Leichtgewichtig und bequem zu tragen sind heutige Helme, so dass man sie so gut
wie nicht auf dem Kopf spürt. Nichts stört, nichts zwickt. Jedoch gibt es
einige Unterschiede, die beim Klettern doch ins Gewicht fallen und je nach
persönlichen Bedürfnissen berücksichtigt werden müssen.
Der Kletterhelm
hat in der Regel die Anordnung den Kopf vor Steinschlag zu schützen. Ebenso
wichtig ist auch der Schutz vor dem Aufschlagen am Fels, von oben, seitwärts
und von hinten. Ein Sturz ohne Helm kann schlimmste Kopfverletzungen
hervorbringen. Selbst kleinere Kletterstürze können zu schmerzendem Felskontakt
führen. Das Hauptaugenmerk der Fabrikanten bei der Konstruktion richtet sich
nach dem Vermögen die Energie aufnehmen zu können. Bei den
Dämpfungseigenschaften gibt es noch Spielraum der Hersteller. Am
überzeugendsten präsentieren sich die Inmoldinghelme zu sein. Sie sind extrem
leicht. Der Nachteil, sie sind nicht sonderlich robust. Die Entwicklung der
Kletterhelme ist heutzutage weit hoch entwickelt. Eine der aktuellen
Innovationen ist der Madillo von Edelrid. Bei den
Verstellungen haben sich die Rändelrädchen bei den meisten Helmen durchgesetzt.

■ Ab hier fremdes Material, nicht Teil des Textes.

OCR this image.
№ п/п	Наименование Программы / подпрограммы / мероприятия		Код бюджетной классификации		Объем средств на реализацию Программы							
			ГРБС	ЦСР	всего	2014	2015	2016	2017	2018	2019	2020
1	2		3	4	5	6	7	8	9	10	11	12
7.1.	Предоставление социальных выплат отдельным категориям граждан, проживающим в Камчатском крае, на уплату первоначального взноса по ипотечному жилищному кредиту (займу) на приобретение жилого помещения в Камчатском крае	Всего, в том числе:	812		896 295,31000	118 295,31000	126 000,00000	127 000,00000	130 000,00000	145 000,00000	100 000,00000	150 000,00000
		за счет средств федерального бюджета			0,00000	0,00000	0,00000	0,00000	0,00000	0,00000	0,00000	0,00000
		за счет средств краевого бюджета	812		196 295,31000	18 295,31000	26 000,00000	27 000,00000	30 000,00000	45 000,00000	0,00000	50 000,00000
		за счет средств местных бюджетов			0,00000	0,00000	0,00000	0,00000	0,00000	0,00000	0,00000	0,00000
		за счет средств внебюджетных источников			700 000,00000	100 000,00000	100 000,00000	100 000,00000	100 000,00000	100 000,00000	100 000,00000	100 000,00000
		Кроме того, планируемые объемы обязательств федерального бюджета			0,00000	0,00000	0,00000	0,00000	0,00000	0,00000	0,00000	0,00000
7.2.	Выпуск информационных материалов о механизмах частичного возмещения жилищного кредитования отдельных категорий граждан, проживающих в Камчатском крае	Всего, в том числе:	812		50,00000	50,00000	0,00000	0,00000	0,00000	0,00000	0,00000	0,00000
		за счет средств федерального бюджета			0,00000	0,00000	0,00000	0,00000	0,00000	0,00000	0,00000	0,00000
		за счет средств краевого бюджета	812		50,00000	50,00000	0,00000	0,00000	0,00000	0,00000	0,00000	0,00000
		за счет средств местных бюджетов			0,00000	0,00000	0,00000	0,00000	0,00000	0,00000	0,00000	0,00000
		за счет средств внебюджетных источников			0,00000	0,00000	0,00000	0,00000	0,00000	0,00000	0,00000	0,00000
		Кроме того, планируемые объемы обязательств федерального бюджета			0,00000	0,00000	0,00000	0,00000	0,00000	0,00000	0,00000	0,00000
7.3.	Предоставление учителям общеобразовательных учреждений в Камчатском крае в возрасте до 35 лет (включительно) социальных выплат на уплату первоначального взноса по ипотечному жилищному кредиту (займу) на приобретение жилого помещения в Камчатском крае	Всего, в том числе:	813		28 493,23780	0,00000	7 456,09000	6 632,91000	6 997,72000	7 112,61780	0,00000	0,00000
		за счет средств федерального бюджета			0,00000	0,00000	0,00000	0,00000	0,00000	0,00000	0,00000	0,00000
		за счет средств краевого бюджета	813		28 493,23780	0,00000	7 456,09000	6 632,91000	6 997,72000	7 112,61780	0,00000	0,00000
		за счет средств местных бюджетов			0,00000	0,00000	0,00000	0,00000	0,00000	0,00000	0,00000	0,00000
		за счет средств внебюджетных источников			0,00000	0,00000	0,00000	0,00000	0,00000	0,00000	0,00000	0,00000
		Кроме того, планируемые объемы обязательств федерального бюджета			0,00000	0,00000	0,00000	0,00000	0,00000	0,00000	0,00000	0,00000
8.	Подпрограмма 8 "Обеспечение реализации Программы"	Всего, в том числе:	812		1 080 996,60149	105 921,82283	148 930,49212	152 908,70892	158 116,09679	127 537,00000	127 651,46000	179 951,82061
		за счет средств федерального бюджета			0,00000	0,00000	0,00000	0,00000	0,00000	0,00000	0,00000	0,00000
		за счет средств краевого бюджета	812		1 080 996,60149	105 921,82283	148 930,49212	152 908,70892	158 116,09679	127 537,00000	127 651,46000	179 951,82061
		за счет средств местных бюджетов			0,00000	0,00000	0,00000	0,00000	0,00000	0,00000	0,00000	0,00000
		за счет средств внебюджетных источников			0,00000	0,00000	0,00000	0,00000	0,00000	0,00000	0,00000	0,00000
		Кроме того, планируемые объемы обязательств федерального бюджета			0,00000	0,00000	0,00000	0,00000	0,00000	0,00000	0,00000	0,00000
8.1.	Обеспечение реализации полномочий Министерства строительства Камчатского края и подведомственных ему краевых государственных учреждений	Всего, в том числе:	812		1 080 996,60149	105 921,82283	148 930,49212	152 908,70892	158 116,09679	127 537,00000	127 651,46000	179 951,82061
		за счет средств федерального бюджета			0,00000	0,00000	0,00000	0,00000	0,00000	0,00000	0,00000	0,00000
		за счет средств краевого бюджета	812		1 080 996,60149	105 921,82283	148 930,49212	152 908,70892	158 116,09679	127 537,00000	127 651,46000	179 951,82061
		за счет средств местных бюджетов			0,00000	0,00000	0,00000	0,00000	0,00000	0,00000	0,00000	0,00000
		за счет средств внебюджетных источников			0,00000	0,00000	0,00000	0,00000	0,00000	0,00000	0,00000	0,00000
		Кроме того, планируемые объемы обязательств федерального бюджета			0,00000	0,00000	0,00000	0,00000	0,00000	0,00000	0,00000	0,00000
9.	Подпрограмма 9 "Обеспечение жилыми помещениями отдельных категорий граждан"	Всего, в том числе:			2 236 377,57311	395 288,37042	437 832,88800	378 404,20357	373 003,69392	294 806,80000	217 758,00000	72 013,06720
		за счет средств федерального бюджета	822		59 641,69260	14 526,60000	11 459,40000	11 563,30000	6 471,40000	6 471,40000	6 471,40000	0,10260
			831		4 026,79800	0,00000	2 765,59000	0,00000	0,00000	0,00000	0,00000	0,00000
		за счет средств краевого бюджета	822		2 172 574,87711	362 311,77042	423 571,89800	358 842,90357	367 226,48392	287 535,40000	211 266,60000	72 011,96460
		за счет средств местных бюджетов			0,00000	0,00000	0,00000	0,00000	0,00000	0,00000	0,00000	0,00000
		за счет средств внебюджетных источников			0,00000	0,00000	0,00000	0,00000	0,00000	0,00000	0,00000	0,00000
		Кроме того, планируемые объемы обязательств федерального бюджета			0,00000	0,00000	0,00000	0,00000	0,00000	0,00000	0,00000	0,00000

Oft sind Diese mit einer Hand gut zu bedienen und ermöglichen eine schnelle und
einfache Einstellung. Die bisherigen Ratschen werden bald der Geschichte
angehören. Ein besonderes Augenmerk im Gegensatz zur restlichen Ausrüstung ist
das Gewicht. Man merkt sehr wohl 100 Gramm mehr oder weniger auf dem Kopf. Jeder
Kopf ist anders geformt. Aus diesem Grund sollte man einen Helm vor dem Kauf in
seinem Outdoor Shop sehr wohl eine viertel Stunde ohne Schmerz tragen. In Bezug
auf die Belüftung hat sich gleichfalls einiges getan. An heutigen Kletterhelmen
befindet sich eine Mannigfaltigkeit an Lüftungsschlitzen.